One important asset that many traders incorporate into their holdings is the penny stock.

Penny options on the Nasdaq or NYSE stock exchanges are those with share price points that rest around the $1 mark—hence the name “penny stock.” While many people might have a negative impression of penny stock investing (like scammers trying to sell a pump and dump scheme inspired by “The Wolf of Wall Street” or “Boiler Room”), the truth is that penny stocks offer real upside potential to investors who are willing to put in the work to find legitimate winners. The draw of a penny stock buy is that these are companies resting on the precipice of intense price movement. While many small and microcap companies will never expand to larger designations, some are simply a patent or product launch away from explosive growth.
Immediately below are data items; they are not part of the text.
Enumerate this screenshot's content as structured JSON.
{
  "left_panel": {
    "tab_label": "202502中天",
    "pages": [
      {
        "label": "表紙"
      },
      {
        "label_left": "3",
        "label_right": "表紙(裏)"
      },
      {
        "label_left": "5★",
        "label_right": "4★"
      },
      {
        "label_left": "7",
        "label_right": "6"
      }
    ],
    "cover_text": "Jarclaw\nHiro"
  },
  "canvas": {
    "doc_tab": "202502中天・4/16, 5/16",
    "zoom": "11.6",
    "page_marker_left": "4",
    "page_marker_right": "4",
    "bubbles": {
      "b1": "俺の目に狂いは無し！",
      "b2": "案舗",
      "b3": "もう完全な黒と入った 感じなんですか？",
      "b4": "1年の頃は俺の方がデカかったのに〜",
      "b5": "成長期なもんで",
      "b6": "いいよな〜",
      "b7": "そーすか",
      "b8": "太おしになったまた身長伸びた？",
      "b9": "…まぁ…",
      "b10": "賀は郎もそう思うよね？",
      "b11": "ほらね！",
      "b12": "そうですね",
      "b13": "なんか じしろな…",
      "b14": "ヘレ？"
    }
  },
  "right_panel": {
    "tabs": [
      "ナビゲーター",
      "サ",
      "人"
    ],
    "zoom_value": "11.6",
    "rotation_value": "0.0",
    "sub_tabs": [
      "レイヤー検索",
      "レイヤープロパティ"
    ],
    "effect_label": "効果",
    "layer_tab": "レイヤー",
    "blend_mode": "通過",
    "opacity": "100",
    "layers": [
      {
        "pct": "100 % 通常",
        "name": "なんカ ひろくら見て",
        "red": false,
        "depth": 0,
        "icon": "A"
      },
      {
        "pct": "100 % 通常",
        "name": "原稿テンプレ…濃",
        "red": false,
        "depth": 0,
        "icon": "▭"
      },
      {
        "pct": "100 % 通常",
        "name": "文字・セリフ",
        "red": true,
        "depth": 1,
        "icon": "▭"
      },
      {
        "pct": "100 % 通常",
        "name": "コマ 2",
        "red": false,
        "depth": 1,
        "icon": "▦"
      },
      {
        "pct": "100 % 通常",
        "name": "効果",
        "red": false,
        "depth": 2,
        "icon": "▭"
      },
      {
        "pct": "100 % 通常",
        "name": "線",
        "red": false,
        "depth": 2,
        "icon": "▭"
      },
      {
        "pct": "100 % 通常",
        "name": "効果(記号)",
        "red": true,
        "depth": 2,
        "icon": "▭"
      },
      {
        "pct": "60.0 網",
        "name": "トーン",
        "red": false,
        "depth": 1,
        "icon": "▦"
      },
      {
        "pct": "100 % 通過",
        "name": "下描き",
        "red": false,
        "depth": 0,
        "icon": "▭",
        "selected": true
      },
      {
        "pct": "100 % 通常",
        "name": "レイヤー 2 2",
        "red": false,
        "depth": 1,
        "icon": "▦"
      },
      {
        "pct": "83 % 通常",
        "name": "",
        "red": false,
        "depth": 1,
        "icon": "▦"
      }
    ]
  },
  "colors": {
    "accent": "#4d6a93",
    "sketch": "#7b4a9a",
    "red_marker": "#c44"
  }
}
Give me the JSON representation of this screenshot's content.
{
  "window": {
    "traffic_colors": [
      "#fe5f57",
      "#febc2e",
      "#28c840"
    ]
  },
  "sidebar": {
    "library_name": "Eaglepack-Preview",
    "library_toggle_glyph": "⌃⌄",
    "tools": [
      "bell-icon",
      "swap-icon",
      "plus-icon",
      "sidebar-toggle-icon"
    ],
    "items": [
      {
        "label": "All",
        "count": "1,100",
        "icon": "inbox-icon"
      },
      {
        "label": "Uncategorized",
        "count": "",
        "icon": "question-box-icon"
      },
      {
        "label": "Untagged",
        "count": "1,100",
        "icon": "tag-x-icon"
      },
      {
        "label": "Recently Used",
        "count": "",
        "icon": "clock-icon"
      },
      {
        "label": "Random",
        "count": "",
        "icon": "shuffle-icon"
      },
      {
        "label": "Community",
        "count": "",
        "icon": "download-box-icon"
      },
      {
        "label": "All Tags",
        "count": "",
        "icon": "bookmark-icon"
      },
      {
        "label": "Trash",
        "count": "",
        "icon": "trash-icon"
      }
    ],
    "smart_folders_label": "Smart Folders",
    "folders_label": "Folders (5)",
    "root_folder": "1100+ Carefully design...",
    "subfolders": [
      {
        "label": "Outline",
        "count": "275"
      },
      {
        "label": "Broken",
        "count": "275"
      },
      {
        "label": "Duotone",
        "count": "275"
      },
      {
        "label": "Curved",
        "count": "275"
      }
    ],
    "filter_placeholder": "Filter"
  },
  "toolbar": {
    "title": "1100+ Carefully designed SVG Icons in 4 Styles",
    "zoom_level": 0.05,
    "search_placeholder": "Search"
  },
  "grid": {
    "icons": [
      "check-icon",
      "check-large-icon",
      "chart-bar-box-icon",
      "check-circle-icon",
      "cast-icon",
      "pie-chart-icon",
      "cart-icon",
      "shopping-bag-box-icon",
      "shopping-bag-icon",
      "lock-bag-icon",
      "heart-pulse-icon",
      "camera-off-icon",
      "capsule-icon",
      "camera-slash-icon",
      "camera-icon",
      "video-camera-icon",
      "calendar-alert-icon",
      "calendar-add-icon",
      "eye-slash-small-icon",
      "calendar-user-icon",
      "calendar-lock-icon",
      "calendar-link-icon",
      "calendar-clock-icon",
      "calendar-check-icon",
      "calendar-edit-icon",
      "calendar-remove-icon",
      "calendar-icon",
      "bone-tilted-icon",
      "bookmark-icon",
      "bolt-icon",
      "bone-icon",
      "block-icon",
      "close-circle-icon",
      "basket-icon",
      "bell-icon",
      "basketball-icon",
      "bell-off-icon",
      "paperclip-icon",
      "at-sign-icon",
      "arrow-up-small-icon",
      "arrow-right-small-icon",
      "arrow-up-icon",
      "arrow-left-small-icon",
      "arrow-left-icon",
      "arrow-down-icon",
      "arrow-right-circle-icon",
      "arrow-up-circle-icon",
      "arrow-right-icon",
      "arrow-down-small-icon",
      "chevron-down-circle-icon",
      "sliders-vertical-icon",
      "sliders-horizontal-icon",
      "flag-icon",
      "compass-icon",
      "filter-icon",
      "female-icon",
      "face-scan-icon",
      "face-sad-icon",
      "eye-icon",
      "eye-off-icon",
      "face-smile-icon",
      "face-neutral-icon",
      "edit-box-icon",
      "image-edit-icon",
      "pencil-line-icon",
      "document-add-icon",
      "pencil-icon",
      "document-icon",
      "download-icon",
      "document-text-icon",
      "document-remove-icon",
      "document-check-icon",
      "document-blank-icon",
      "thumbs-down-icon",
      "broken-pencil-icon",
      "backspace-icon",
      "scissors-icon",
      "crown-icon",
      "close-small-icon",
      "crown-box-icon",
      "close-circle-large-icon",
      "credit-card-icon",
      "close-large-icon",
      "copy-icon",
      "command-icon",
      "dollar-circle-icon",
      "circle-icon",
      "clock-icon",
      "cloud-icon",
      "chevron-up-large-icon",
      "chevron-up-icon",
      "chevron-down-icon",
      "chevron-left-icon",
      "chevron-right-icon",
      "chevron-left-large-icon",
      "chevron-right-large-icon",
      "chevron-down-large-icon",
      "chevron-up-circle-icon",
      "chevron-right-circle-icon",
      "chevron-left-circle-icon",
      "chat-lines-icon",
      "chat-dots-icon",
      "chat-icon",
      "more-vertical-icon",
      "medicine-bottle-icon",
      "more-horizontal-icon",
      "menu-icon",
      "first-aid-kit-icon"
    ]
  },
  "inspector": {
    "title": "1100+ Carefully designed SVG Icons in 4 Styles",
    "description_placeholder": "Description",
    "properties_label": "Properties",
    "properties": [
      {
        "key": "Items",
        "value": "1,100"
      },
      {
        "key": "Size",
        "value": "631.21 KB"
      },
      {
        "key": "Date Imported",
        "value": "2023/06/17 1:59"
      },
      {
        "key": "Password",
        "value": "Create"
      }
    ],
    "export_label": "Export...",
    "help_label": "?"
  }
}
Every massive company in the world started out as an idea and a corresponding tiny start-up, and this reality is the driving force behind the move to invest in penny stock commodities. Breakout companies are a fantastic investment opportunity; the challenge is in identifying a stock that boasts an incredibly undervalued share price before it arrives at this breakout and sees massive price growth.

Penny Stock Fundamentals

Many people think back on the GameStop explosion and wish they had seen it coming. The truth about stock movement like this is a bit more complicated than routine penny stock purchases. The GameStop movement was built upon a short squeeze that was artificially created by social media momentum rather than actual corporate fundamentals—this is why the stock has returned to obscurity in the months since its historic run. With thousands of individuals investing in the stock right as a raft of institutional investment firms’ short-sell options were set to expire, the price began to rise as a result of the increased demand that was seen within the marketplace. This caused the fund managers to abandon their investments, skyrocketing the price.

Penny stock companies don’t typically work like this, so removing the GameStop model from your vocabulary is essential for those looking to utilize penny stock options and other small companies as a mechanism for gaining long-running successes in the NYSE. Penny stocks enjoy unique volatility. This means that a price spread of a few percentage points may dot the price chart for a single day rather than the minuscule movement (in terms of percentage) within larger companies. Day trading within these U.S. securities provides astute technical analyzers with an open field that’s just waiting for intense growth.

Research and the Penny Stock

Many investors spend hours poring over small companies’ data and earnings reports in order to find opportunities for large growth looking just over the horizon. This is really where penny stock investors shine: in the minutia and research that underpins any strategic purchase within the penny stock space.

If you’re considering a move into this NYSE sector, make sure you’re prepared for long days filled with research and more than a few duds. Yet a penny stock remains a massive winner when you manage to pick one correctly. Utilize a diverse portfolio of assets and select small companies based on a preset list of criteria and you may just find the next whale before the market sees its potential and jumps.